Null hypothesis significance testing uses the laws of probability to estimate the likelihood of what?

The likelihood of an outcome assuming that only chance factors caused the outcome.


What does it mean to say that a result or effect is statistically significant? What does it mean to say that a result or effect is not statistically significant?

Statistically significant: The IV had an effect on the DV, and there is less than a 5% probability that effect was only due to chance or error variation.
Not statistically significant: We have to be cautious about concluding that the IV had more than a trivial effect on the DV. 

How are Type I error, pvalue, and level of significance related?

Know how to apply these concepts to an example.The stated pvalue is the level of significance, and indicates the probability of a Type I error. Size of pvalue/level of significance = probability of a Type I error.


What factors are related to the power of a statistical test comparing two means?

Sample size
Level of significance Effect size 

What is the primary factor that researchers use to control the power of a statistical test?

Sample size


When is the ttest for independent groups the appropriate inferential test?

When comparing two independent means.


When is the repeated measures ttest the appropriate inferential test?

When each subject participates in both conditions of an experiment.


Why might “statistically significant” results not be of interest to the scientific community?

The study's methodology was poor.
The results have little external validity.
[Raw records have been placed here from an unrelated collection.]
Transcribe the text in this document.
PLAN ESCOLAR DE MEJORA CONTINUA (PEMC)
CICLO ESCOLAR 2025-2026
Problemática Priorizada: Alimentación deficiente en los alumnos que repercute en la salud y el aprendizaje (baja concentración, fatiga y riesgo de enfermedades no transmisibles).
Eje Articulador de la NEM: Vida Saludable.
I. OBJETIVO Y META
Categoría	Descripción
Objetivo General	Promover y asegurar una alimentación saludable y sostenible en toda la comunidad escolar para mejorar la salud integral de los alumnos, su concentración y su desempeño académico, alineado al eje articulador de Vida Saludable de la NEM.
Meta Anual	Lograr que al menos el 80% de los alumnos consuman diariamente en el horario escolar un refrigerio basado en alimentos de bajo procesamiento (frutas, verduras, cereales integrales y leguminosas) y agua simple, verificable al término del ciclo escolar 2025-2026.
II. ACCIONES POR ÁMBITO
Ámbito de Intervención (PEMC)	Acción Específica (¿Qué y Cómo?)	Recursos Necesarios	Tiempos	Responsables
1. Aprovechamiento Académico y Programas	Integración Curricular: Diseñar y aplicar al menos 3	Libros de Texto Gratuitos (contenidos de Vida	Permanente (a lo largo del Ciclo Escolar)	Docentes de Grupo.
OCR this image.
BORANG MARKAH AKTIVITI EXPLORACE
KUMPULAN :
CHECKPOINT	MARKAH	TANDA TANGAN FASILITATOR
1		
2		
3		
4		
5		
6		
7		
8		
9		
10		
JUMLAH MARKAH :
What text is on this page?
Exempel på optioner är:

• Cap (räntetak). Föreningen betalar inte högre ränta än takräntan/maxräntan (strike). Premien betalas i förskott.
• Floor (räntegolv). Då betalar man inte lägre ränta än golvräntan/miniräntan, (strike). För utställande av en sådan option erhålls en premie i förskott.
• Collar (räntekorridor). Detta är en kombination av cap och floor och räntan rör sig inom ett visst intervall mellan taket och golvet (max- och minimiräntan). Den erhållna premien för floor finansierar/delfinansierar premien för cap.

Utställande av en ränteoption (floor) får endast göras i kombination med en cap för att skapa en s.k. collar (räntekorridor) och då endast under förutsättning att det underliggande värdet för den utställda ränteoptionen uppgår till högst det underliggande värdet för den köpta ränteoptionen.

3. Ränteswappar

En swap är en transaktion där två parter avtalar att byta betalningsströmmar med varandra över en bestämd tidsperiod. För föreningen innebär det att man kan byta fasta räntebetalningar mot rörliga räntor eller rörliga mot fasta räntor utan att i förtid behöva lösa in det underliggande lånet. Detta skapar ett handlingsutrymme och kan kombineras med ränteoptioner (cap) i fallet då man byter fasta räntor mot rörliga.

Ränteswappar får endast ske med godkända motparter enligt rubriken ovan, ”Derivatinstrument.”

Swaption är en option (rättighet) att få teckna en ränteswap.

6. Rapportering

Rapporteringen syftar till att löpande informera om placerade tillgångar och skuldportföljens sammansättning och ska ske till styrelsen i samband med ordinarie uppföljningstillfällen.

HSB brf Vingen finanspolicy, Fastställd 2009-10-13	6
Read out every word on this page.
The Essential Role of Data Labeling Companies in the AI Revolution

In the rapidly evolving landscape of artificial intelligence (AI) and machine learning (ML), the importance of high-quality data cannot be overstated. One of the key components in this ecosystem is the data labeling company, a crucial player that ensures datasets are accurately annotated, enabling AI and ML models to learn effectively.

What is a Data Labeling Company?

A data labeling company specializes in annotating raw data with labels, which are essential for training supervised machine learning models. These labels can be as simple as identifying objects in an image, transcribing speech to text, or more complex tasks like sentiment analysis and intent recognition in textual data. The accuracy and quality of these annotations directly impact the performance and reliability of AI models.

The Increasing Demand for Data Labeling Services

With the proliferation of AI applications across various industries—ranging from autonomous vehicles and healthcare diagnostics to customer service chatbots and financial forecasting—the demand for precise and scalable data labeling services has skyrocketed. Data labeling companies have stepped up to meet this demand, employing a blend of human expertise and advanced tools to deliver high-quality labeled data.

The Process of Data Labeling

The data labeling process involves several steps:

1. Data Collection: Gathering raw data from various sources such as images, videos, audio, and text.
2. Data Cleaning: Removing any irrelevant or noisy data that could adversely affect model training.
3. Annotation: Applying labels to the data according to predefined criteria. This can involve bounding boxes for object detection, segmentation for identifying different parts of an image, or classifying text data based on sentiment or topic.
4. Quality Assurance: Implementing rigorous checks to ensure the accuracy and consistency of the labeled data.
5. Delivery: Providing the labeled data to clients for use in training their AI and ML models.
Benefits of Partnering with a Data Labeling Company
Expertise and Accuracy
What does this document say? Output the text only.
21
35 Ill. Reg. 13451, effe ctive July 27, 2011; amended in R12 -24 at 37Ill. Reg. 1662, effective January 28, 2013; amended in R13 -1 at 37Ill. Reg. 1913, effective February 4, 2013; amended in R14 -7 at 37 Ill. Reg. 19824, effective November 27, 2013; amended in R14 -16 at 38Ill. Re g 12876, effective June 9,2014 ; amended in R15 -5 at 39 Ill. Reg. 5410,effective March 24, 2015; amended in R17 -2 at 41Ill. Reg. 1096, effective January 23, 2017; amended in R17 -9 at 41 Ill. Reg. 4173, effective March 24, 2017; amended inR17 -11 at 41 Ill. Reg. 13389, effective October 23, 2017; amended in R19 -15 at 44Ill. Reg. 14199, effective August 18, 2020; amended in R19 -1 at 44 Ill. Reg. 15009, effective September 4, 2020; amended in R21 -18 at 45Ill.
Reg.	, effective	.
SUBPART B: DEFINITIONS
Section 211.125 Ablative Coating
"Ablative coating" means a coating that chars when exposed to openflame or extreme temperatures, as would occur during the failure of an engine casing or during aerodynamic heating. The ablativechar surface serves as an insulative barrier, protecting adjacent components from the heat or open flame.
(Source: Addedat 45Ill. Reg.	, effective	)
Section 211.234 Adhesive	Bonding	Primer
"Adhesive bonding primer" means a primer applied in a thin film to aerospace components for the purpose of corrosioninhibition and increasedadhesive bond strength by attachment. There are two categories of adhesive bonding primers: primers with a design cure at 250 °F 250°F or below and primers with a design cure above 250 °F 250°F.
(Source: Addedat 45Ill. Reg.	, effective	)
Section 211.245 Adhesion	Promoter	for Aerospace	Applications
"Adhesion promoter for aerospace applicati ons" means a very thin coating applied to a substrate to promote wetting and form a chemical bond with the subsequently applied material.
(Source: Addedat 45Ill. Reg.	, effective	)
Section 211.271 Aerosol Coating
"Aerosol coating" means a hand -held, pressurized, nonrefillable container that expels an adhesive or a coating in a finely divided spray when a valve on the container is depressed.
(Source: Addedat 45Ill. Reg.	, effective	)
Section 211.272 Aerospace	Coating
The treatment effect is too small to be of practical value. 

The probability we use to define a statistically significant outcome is called the/is the same thing as the _______? (Hint: there are four correct answers to this fillinthe blank.)

pvalue, alpha, type I error, level of significance


What is the most common error associated with null hypothesis testing in psychological research?

Type II error (NOT Type I error, which we keep below .05/5%. We are willing to accept a much higher chance of Type II error, or false negative, than we are Type I error, or false positive. Thus, psychological research inherently involves more Type II than Type I error.)


How should and shouldn’t you report a "statistically significant" finding?

Should: As supporting the researcher's hypothesis.
Shouldn’t: As proving the researcher's hypothesis or that the null hypothesis is false. 

What are confidence intervals? How are they used to determine whether the population means likely differ for two conditions of an experiment?

A range in which we are (usually 95%) confident the true population mean lies.
We can be confident that the population means differ for two conditions of an experiment when the confidence intervals for the two sample means do not overlap. 

What does it mean to say that an experiment’s findings are reliable?

When the results of an experiment are likely to be replicated if the procedures are repeated, we are more confident that the findings are not a result of chance factors.


What is involved in a partial replication of an experiment? What is the purpose of a partial replication?

Replicating the study with minor changes to the sample, materials, procedure.
Purpose is to establish the reliability and generalizability of the findings.